The shortfalls of the antiquated VPN are well documented. Notable recent attacks have targeted Pulse Secure, Cisco Any Connect, Palo Alto and Fortinet. Cyber adversaries understand the technology is outdated and was never designed to solve for today’s complex IT and threat environment.

Former U.S. CISO and Brigadier General USAF (ret.) Gregory Touhill has a rule of thumb about technology: “One human year equals 25 computer years.” If you apply that to the VPN, then this technology introduced in 1996 is 625 years old. What technology from 1996 are you still using today?

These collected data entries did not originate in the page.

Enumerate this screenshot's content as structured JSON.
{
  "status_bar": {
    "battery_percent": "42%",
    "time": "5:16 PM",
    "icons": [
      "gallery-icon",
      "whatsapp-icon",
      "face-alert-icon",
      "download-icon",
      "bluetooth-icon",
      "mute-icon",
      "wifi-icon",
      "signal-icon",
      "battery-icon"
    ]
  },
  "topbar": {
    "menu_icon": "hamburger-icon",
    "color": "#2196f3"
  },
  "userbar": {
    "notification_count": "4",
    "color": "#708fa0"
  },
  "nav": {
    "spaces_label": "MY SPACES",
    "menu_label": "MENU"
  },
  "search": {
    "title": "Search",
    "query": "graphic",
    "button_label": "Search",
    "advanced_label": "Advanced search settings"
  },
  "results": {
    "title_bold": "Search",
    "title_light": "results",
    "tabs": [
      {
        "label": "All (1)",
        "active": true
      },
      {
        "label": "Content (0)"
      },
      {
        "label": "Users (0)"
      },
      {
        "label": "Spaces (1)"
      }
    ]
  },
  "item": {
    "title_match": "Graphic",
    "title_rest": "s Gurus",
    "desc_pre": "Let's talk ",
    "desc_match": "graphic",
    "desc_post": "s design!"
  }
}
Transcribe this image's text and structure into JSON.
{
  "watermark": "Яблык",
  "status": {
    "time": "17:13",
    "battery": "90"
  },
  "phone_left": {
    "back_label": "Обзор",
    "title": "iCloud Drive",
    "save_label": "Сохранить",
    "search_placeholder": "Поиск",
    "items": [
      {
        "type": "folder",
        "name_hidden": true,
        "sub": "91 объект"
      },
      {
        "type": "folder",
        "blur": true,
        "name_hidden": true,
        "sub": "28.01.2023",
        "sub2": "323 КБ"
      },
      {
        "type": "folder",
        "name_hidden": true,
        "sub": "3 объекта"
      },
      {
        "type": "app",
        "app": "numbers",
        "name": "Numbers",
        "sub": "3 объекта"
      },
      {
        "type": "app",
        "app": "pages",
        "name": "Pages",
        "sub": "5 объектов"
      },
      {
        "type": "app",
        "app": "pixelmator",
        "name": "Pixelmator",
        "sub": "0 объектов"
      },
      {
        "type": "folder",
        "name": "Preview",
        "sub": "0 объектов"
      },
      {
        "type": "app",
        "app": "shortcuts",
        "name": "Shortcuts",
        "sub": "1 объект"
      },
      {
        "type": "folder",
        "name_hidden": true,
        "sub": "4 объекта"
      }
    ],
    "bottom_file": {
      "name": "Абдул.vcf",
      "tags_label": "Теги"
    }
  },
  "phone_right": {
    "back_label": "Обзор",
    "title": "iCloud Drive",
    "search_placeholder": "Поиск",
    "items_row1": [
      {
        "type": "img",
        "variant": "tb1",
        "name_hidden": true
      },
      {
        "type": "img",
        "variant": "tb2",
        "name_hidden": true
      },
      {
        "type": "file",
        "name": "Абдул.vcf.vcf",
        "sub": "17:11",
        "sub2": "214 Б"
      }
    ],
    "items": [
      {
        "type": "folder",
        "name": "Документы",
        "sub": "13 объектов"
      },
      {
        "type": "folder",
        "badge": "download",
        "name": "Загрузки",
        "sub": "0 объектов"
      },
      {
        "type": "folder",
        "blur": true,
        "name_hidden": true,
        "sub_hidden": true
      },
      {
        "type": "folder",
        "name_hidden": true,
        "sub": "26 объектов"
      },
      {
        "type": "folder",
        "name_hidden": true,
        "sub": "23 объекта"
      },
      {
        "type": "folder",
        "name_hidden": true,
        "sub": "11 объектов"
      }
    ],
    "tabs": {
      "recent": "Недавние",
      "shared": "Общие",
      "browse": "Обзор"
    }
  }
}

While change can be difficult, it also can be positive when done for the right reason, particularly in light of recurring attacks against VPN vulnerabilities such as those found within Pulse Secure. When VPNs first came out, they were state of the art. But now 625 technology-years older, they are inflexible, unresponsive, undynamic and unscalable. Threats have evolved and security technology must do the same. Some VPN limitations include:

  • Exposed edges: VPNs can be queried to discover the OS and version, paving the way for cyberattackers to get in using common hacking tools
  • Over-privileged access: VPNs are dependent on overly complex firewall rules to prevent lateral movement
  • Limited throughput: a typical VPN maxes out below 1Gbps which adds extra costs and complexities
  • Vulnerable to man-in-the-middle attacks: VPNs do not validate certificates on both sides of the communication path
  • No direct route to workloads: users coming into a central VPN access point are then routed on the backend which causes latency, frustrates users and creates complicated dependencies
  • Lack of scale: VPNs can't handle an influx of users. During the height of the pandemic, organizations were forced to ration VPN time to prevent a complete system meltdown

A modern approach to solving these network access issues, including eliminating concerns about VPN vulnerabilities, is to deploy a solution grounded in Zero Trust. One way is with a software-defined perimeter (SDP). It only grants access for authenticated users to the specific resources they need to accomplish a task during a specific moment in time. When compared to the VPN limitations mentioned above, SDP overcomes every one of them:

  • Eliminates exposed edges: SDP cloaks the edges using single packet authorization (SPA) making them undiscoverable to preying eyes and greatly reducing the risk of DDoS attacks
  • Provides least privilege access: By default, SDP only provides user access to resources needed to do a task at any given point in time if the right conditions are met
  • Offers high throughput: a typical SDP gateway achieves 8Gps or higher throughput
  • Stops man-in-the-middle attacks: SDP uses mTLS technology to ensure certificates are validated on both sides of the communication path every time
  • Applies 1:1 connections: SDP routes users directly to protected workloads
  • Delivers agile scalability: SDP is not dependent on a unified state table making scaling seamless and automated

Zero Trust starts with secure Zero Trust Network Access (ZTNA), but it will be a multi-year journey to complete your roadmap. Though we advocate "#killtheVPN,” we also understand it won't happen overnight. Under the CISA advisory, patch those Pulse Secure VPNs immediately, then start to consider what your Zero Trust roadmap looks like. With Appgate SDP, in quick order you can strengthen and simplify access controls to realize immediate security and operational benefits while simultaneously laying a foundation for your future network security architecture.